CHAPTER X—A Few Native Trees

It was the qualification in the Instructor’s remark, “when the sun is shining,” that gave the quick-witted Mike his clue.

“My first plan was to climb to the top,” said he with that gravity which he knew so well how to assume, “but I feared I should tumble before I could complete the measuring of the same, as me mither’s second cousin did whin he tried to climb the lightning rod of the church backward. Obsarve me.”

Every eye was fixed upon the Irish youth who, while speaking, had been scrutinizing his surroundings. The pine towered fully twenty feet above any of its near neighbors. The wood was so open that the shadow of the top fell athwart a small natural clearing to the westward. Mike walked to the conical patch of shade, stood on its farthest edge, and facing the puzzled spectators, crooked his finger.

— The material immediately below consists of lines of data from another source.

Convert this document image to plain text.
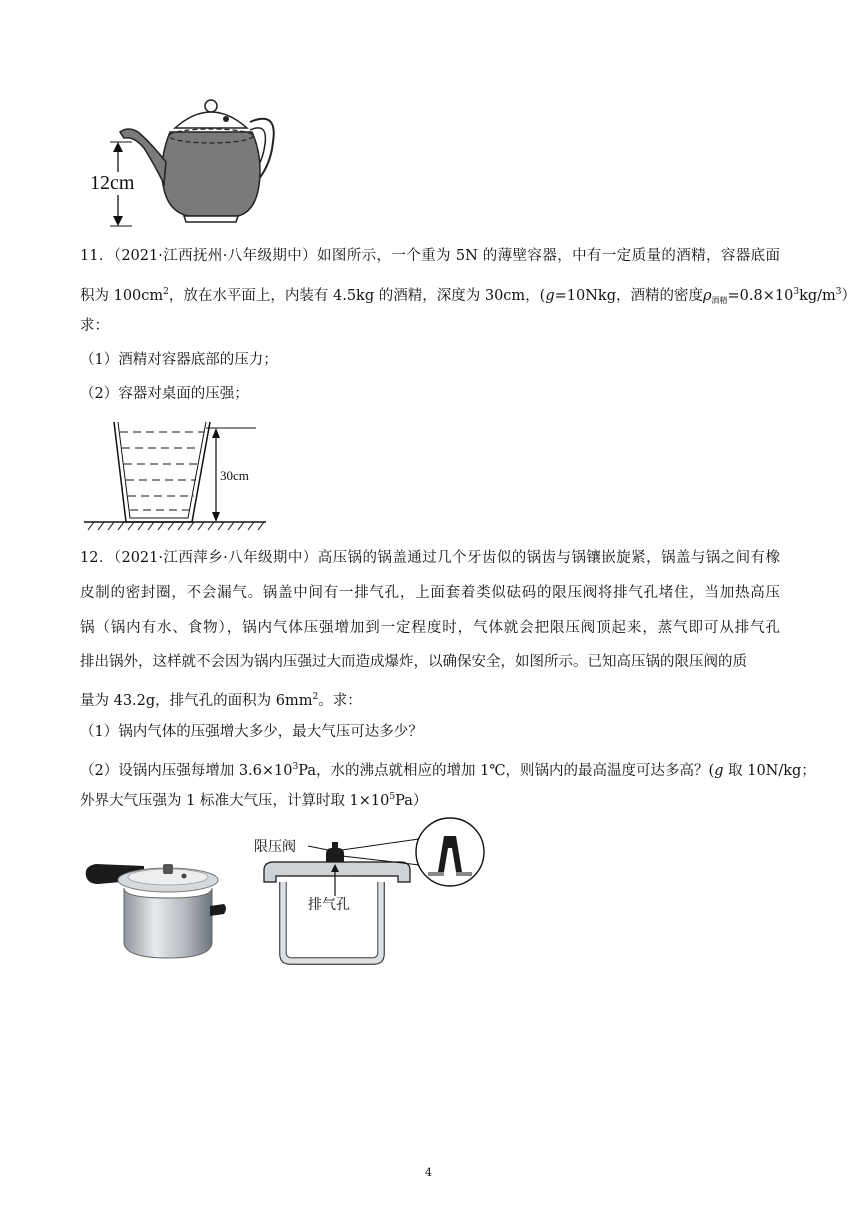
12cm
11．（2021·江西抚州·八年级期中）如图所示，一个重为 5N 的薄壁容器，中有一定质量的酒精，容器底面
积为 $100cm^2$，放在水平面上，内装有 4.5kg 的酒精，深度为 30cm，(g=10Nkg，酒精的密度$\rho_{酒精}=0.8\times 10^3kg/m^3$）
求：
（1）酒精对容器底部的压力；
（2）容器对桌面的压强；
30cm
12．（2021·江西萍乡·八年级期中）高压锅的锅盖通过几个牙齿似的锅齿与锅镶嵌旋紧，锅盖与锅之间有橡
皮制的密封圈，不会漏气。锅盖中间有一排气孔，上面套着类似砝码的限压阀将排气孔堵住，当加热高压
锅（锅内有水、食物），锅内气体压强增加到一定程度时，气体就会把限压阀顶起来，蒸气即可从排气孔
排出锅外，这样就不会因为锅内压强过大而造成爆炸，以确保安全，如图所示。已知高压锅的限压阀的质
量为 43.2g，排气孔的面积为 $6mm^2$。求：
（1）锅内气体的压强增大多少，最大气压可达多少？
（2）设锅内压强每增加 $3.6\times 10^3Pa$，水的沸点就相应的增加 1℃，则锅内的最高温度可达多高？(g 取 10N/kg；
外界大气压强为 1 标准大气压，计算时取 $1\times 10^5Pa$）
限压阀
排气孔
4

“Have one of ye sich a thing as a measuring tape in yer pockets?”

The majority carried the useful article, coiled around a spring in a flat, circular metal box. Three boys started on a trot toward Mike, but Kenneth Mitchell out-sped his companions.

“Now, if ye’ll measure the precise distance from the tip of me shoe to the fut of the pine, ye’ll have the satisfaction of doing a good turn for the rest of the byes, as me dad did whin he fixed things so that six men instead of two had a share in the shindy at Tipperary on his birthday.”